# How do you keep records



## chance (Oct 3, 2007)

I was wondering how people kept their records. Is there software out there that helps you keep records in this business, or does an excel spreadsheet work just fine?

If you use excel, how do you set it up. I am trying to set up an excel spreadsheet right now, but it seems all unorganized and hard to follow. If you do not want to post a screen shot my email is [email protected]

Thanks a lot


----------



## TshirtGuru (Jul 9, 2008)

chance said:


> I was wondering how people kept their records. Is there software out there that helps you keep records in this business, or does an excel spreadsheet work just fine?
> 
> If you use excel, how do you set it up. I am trying to set up an excel spreadsheet right now, but it seems all unorganized and hard to follow. If you do not want to post a screen shot my email is [email protected]
> 
> Thanks a lot


Quickbooks.


----------



## tfalk (Apr 3, 2008)

I started with Excel and quickly realized I needed something that worked... I'm using Quickbooks Pro now. It clearly was written by a bunch of accountants and they apparently didn't talk to people who might actually use it... there never seems to be an easy way to do things. On the other hand, after a couple of months of using it, you kind of get used to it.


----------



## imeccentric (May 13, 2007)

Chance,
Quickbooks has a freebie program that will do just fine for you. It won't keep track of inventory, but it does everything else you would need. It keeps track of expenses, does billing and invoices, keeps track of customers, and you can assign prices to your products. What more do you need, especially for free


----------



## Calibrated (Oct 26, 2006)

Note that the FREE version will only handle up to 100 customers, after that you need to purchase a full version. But seriously folks, your running a business and there is much more to it than simply keeping up with your customer information. 

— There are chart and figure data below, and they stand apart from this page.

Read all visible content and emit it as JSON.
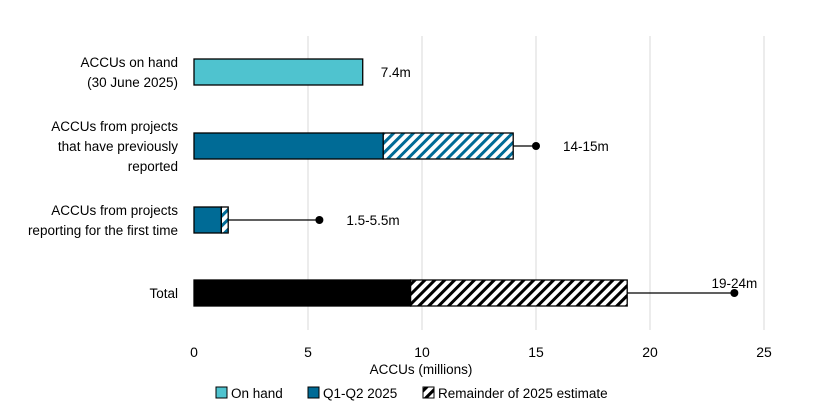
{
  "chart_data": {
    "type": "bar",
    "orientation": "horizontal",
    "stacked": true,
    "xlabel": "ACCUs (millions)",
    "xlim": [
      0,
      25
    ],
    "xticks": [
      0,
      5,
      10,
      15,
      20,
      25
    ],
    "grid": "vertical",
    "legend_position": "bottom",
    "categories": [
      [
        "ACCUs on hand",
        "(30 June 2025)"
      ],
      [
        "ACCUs from projects",
        "that have previously",
        "reported"
      ],
      [
        "ACCUs from projects",
        "reporting for the first time"
      ],
      [
        "Total"
      ]
    ],
    "series": [
      {
        "name": "On hand",
        "color": "#4FC3CF",
        "pattern": "solid",
        "values": [
          7.4,
          0,
          0,
          0
        ]
      },
      {
        "name": "Q1-Q2 2025",
        "color": "#006B96",
        "pattern": "solid",
        "values": [
          0,
          8.3,
          1.2,
          9.5
        ]
      },
      {
        "name": "Remainder of 2025 estimate",
        "color": "#006B96",
        "pattern": "hatched",
        "values": [
          0,
          5.7,
          0.3,
          9.5
        ]
      }
    ],
    "total_bar_color": "#000000",
    "upper_estimates": [
      null,
      15,
      5.5,
      23.7
    ],
    "data_labels": [
      "7.4m",
      "14-15m",
      "1.5-5.5m",
      "19-24m"
    ]
  }
}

Quickbooks comes in many versions, and they now even offer a CRM (customer resource manager) that can manage most shops needs and keep up with your expenses, taxes...and besides that if you dont use this type of accounting system how will you ever really know if your making money?

If you run your business by how much money you have left over in your bank than your certain to fail as a business....especially if you get audited. Quickbooks is under $200 so there is no reason not to use it.


----------



## jmlampert23 (Nov 7, 2008)

they have a program called t-invoicer made for screen printers here is an ebay action on it. i have been thinking about getting it T-Invoicer 3 Screen Printing Estimating Invoice Program - eBay (item 150307996973 end time Nov-09-08 14:14:33 PST)


----------



## Mar (Feb 13, 2008)

I use quickbooks too. For me, even though I'm no accountant, it wasn't hard to use. Just gotta learn some new accounting terms. Its just that its tons of features buries it under a face of complexity. I find Quickbooks as the best solution to my accounting needs thus far. It is precise, concise, featureful.

If you need a cheaper/free solution, you can try FreshBooks - Online Invoicing, Time Tracking and Expense Service. It is online, so you can access it from anywhere.


----------



## InterStreme (Feb 9, 2008)

We use quickbooks for accounting, excel for supplies, and a combination of outlook and didanddone.com for tasks and project management.


----------



## mikelmorgan (Nov 1, 2008)

I use a program called Filemaker Pro. It is a data base program that you can program yourself. It may be a bit complicated to set up but once it is set up there is no limit to what it can do for you. We can bid an order, make a work order from that bid, print out a schedule, keep up with production, inventory, what ever we program it to do. This year we had 3247 records on this file. We can pull up any record in a second, or any set of records. Divide these records any way we want. It runs our shop and everyone here uses it after minimal training. Look them up, you may need someone to write the program to fit your needs but it is a really good program. Contact me and I can tell you more if your interested.


----------



## amy_schutt (May 29, 2007)

T-invoicer software. Found it on ebay $40. Best stuff since white bread.


----------



## Nostalgic Ray (Feb 6, 2008)

Quickbooks Pro here


----------